Les Baux-de-Provence, 14 août 2015

Domaine de Manville

Si j’avais le génie de La Fontaine, j’essaierais une fable. Le drame, c’est que je n’ai que le titre, rien d’autre. Définitivement rien d’autre.

Ce serait : « Le Carrossier, l’Entrepreneur de BTP et le Président. »

Promenade ce matin le long d’une route à côté des Baux-de-Provence. Comme d’habitude, ça continue, en moins bleu peut-être.

Nature plus riche que Paros. Luxuriante, diraient les connaisseurs.

Tout d’un coup, un couple. Une voiture rangée sur le côté. Ils donnent à manger à leur chien. Fermés au début. Un petit échange, chacun termine son projet.

Sur le chemin du retour, ils sont toujours là.
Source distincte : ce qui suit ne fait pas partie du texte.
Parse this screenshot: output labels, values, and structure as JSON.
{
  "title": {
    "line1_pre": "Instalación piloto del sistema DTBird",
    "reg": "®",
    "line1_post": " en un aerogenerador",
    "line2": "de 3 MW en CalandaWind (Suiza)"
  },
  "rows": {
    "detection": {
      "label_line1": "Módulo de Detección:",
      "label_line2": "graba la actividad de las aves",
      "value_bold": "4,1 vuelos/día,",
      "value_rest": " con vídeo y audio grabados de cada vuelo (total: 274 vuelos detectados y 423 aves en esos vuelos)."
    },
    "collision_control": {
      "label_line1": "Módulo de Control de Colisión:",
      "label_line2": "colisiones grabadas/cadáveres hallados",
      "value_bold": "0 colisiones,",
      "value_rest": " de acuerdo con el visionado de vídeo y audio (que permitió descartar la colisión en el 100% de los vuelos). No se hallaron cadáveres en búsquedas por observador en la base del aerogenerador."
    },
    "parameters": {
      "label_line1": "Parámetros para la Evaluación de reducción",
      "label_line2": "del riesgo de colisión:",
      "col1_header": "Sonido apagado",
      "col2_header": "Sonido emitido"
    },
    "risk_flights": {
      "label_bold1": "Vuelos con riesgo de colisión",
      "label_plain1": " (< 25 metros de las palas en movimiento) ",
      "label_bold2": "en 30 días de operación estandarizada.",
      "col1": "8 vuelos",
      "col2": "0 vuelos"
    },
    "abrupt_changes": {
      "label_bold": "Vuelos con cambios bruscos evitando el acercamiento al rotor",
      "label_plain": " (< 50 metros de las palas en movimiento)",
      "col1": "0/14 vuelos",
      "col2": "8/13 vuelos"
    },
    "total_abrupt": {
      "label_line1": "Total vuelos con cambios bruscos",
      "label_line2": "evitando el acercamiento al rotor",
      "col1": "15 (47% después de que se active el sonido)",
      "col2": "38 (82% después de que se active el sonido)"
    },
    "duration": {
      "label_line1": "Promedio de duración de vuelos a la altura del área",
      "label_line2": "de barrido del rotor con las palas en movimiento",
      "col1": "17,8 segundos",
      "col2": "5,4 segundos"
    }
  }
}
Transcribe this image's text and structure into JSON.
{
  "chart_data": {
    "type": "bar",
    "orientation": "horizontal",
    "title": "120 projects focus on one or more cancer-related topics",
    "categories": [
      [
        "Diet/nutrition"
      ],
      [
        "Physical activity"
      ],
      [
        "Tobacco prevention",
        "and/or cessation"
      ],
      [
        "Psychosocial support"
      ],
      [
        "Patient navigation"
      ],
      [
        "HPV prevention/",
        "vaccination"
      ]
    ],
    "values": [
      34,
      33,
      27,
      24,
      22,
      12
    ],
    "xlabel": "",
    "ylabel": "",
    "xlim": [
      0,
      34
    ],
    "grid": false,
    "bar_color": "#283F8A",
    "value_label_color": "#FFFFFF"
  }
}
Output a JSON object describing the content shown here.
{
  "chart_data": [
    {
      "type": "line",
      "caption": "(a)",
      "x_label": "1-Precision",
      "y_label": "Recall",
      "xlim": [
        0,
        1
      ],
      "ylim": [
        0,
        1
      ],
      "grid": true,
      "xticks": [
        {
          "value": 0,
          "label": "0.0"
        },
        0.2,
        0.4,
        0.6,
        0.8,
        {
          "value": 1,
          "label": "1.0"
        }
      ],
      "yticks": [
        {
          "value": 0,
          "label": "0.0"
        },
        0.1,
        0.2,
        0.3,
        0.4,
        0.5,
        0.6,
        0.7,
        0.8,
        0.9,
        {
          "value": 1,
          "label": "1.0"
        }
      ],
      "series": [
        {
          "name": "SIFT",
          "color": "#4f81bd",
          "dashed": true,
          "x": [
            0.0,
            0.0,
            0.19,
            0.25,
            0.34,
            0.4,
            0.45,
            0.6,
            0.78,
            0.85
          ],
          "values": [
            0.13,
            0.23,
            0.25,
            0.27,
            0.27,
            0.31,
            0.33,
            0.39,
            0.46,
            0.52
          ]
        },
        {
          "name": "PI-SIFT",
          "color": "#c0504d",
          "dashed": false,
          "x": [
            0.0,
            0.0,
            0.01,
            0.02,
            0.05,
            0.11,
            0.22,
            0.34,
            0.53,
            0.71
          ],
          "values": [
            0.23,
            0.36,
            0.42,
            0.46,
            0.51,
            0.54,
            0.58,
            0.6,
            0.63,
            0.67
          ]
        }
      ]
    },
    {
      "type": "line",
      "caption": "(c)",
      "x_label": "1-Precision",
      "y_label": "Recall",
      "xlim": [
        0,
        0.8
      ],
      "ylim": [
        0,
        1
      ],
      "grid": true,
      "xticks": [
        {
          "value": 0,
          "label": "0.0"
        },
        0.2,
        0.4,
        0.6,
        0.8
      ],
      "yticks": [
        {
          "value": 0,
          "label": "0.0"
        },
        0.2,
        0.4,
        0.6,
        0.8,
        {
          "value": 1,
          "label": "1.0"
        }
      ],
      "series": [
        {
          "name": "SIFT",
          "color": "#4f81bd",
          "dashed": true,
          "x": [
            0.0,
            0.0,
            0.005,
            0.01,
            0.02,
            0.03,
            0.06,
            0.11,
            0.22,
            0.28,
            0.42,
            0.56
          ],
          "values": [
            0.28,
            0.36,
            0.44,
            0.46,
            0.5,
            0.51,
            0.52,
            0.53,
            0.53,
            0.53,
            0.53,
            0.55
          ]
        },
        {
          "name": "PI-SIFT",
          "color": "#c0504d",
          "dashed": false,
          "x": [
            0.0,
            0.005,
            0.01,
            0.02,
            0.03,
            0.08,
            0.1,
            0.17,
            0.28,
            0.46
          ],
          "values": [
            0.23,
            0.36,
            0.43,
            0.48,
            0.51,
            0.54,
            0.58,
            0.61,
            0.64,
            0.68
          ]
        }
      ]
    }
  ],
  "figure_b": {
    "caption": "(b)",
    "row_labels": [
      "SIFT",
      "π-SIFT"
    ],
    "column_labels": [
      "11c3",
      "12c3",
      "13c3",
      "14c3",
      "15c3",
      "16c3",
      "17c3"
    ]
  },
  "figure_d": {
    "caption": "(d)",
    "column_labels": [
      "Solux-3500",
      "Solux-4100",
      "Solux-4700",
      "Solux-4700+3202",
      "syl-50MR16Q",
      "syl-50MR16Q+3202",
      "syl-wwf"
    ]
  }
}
On s’approche ; ils sont de Lyon. Échange sur l’animal. Ça rapproche. La femme a un doute, elle se dit qu’elle m’a déjà vu. Elle n’identifie pas du tout le nom. Un souvenir vague. Elle me demande de préciser, je m’exécute. Elle m’a vaguement vu à la télévision. Par contre, lui, jamais entendu parler. Il ne sait pas, mais alors pas du tout qui je suis. Il ne fait même pas d’efforts. Il est carrossier pas loin de Lyon. Je pensais qu’il était à son compte. En réalité, non, il est employé. Il attend la retraite ; ça fait trente-huit ans qu’il est carrossier. Aucune envie d’avoir son entreprise. Ils ont l’air bien tous les deux. Peut-être lui plus fermé. Moins ouvert qu’elle. C’est souvent le cas, les femmes sont plus ouvertes. On est reparti chacun de notre côté.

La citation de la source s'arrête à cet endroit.